Teil des Zentrums ist eine blaue verkürzte Sprintbahn, die an diesem Tag verführerisch in der Mittagssonne glänzt, aber für Ivet Lalova noch tabu ist. Die Sprinterin will sich langsam und ohne Zeitdruck auf ihr Comeback vorbereiten. "Die Gesundheit geht 100 Prozent vor, dann sehen wir weiter", erklärt sie voller Zuversicht. Leise Hoffnung setzt sie auf den nächsten Sommer, die Europameisterschaft in Göteborg (Schweden) ist das Ziel, das sie ohne Druck anpeilt.
Sprinttalent wurde vererbt
Leichtathletik liegt ihr im Blut, davon ist Ivet Lalova überzeugt und brennt darauf, wieder laufen zu können.
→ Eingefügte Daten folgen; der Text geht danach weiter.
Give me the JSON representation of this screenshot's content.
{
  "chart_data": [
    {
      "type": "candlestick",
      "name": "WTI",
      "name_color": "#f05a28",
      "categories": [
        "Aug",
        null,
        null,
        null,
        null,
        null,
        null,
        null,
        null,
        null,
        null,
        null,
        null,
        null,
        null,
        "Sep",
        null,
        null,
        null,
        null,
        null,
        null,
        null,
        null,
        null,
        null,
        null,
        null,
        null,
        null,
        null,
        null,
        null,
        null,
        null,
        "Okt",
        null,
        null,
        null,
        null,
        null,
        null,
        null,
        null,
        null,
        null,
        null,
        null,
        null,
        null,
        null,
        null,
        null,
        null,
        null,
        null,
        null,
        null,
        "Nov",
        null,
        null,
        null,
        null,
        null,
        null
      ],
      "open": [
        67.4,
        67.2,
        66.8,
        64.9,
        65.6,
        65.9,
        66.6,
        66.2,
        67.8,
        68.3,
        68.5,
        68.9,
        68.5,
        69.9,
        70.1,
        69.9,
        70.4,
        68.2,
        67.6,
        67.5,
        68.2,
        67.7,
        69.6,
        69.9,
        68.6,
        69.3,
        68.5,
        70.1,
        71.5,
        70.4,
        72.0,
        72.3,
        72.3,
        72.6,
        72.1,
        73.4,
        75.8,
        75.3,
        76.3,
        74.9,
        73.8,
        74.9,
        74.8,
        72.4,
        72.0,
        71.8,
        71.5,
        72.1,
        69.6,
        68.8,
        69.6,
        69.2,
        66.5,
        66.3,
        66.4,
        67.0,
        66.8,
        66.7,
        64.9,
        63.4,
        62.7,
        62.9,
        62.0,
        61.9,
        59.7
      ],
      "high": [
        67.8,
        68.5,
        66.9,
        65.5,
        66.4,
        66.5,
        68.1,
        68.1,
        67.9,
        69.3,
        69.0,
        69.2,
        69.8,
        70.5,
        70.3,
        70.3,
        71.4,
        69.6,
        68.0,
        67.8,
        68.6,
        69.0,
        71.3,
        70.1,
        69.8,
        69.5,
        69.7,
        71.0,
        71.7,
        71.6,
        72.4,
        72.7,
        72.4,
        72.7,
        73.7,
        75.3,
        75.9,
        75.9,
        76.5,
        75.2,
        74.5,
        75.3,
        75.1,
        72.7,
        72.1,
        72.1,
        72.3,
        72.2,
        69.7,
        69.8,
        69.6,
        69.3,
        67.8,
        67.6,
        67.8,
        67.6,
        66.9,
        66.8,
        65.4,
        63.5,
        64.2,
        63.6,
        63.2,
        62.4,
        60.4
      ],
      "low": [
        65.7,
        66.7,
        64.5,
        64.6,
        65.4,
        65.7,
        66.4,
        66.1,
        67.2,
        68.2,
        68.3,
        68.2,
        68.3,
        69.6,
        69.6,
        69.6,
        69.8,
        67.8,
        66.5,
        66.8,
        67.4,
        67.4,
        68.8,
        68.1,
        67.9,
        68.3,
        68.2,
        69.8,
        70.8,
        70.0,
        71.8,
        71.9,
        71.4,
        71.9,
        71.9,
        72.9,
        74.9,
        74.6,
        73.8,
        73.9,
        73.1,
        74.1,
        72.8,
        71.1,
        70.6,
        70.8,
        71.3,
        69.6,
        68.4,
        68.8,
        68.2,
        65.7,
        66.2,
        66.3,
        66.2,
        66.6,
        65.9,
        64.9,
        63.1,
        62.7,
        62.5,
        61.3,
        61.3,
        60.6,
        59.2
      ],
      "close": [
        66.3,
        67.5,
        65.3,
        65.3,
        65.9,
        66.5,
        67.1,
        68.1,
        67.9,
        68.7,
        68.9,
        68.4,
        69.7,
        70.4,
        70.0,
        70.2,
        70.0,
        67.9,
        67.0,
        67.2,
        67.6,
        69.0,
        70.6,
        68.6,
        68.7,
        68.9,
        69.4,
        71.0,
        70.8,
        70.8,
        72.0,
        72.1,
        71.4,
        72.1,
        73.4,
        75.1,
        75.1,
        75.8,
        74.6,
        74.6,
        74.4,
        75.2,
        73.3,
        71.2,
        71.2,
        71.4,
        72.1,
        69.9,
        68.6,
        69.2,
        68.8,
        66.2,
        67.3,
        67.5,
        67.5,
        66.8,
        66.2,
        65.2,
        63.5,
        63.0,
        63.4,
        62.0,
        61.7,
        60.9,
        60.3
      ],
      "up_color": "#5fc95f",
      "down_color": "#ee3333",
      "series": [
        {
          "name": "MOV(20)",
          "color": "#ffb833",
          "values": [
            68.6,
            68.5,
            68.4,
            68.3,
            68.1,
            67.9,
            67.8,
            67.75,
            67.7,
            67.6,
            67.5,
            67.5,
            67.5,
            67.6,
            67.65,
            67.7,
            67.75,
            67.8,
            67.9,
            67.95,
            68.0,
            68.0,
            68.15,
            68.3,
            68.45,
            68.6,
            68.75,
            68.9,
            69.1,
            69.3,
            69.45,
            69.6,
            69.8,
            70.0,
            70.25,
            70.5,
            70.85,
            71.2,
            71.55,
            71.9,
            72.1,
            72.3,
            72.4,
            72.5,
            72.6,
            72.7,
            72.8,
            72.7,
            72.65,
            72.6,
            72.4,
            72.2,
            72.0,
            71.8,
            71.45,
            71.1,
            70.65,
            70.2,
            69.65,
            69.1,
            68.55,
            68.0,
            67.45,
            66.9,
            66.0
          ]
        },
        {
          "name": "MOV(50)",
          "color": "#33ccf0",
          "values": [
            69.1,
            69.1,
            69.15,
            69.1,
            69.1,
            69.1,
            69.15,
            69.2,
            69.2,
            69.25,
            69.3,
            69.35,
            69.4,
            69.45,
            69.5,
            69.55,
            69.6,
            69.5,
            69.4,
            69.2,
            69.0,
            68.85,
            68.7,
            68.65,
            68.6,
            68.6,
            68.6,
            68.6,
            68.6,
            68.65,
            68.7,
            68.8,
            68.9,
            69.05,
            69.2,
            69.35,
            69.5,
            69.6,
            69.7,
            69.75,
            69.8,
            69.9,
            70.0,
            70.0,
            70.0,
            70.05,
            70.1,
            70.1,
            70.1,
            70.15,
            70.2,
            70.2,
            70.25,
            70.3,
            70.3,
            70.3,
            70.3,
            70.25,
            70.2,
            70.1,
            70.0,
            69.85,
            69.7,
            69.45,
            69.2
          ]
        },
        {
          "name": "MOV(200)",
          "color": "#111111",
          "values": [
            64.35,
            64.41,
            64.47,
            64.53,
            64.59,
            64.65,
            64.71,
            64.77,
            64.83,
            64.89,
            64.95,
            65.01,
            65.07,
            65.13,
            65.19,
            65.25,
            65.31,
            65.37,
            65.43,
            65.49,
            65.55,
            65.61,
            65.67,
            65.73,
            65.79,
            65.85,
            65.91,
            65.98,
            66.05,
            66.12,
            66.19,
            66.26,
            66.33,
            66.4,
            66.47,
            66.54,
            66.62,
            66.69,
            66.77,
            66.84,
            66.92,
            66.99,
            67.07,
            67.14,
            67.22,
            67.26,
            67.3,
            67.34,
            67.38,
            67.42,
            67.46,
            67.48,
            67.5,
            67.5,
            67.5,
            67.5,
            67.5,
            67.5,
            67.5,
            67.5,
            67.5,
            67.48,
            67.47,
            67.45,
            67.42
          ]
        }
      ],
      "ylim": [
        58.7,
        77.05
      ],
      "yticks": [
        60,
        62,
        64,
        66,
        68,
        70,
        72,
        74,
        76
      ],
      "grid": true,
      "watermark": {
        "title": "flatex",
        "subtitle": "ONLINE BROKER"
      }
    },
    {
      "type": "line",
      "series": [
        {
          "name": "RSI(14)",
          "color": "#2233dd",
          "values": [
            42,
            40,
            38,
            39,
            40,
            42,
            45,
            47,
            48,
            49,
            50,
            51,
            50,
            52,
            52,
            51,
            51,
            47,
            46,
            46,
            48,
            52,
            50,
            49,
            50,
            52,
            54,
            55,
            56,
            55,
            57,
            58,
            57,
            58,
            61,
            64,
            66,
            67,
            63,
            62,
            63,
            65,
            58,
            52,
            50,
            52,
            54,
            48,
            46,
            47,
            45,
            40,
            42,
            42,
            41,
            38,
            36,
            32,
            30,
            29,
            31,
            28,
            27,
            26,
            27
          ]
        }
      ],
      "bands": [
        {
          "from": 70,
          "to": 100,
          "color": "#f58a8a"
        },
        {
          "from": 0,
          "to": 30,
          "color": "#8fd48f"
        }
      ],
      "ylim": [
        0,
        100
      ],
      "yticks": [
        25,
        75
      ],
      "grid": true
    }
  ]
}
Miroslav Lalov und Liliya Petrunova, Vater und Mutter von Ivet Lalova waren talentierte Sprinter in Bulgarien, Miroslav Lalov sogar bulgarischer Meister über 200 Meter. "Als Kind zeigte mir mein Vater sein Sieger-Trikot, da habe ich ihn gedrängt mich mit ins Stadion zu nehmen und seitdem bin ich Leichtathletin und nicht mehr Schwimmerin oder Gymnastin.
Die Oberschenkel-Verletzung ist jetzt sicherlich ein großer Rückschlag, aber sie ist noch zu jung, um sich davon beeindrucken zu lassen und hat sich noch viel vorgenommen, besonders über die 100-Meter-Distanz, die sie mehr liebt, wie die 200 Meter. "Wenn ich die richtig renne, fallen auch noch die 10,77 Sekunden von Plovdiv und wer weiß, die Zeiten von Florence Griffith-Joyner halte ich nicht für unerreichbar", meint die sechstschnellste Frau der Welt.
Ob ihr dann klar ist, dass sie die Rolle der bulgarischen Nationalheldin nie mehr verweigern könnte?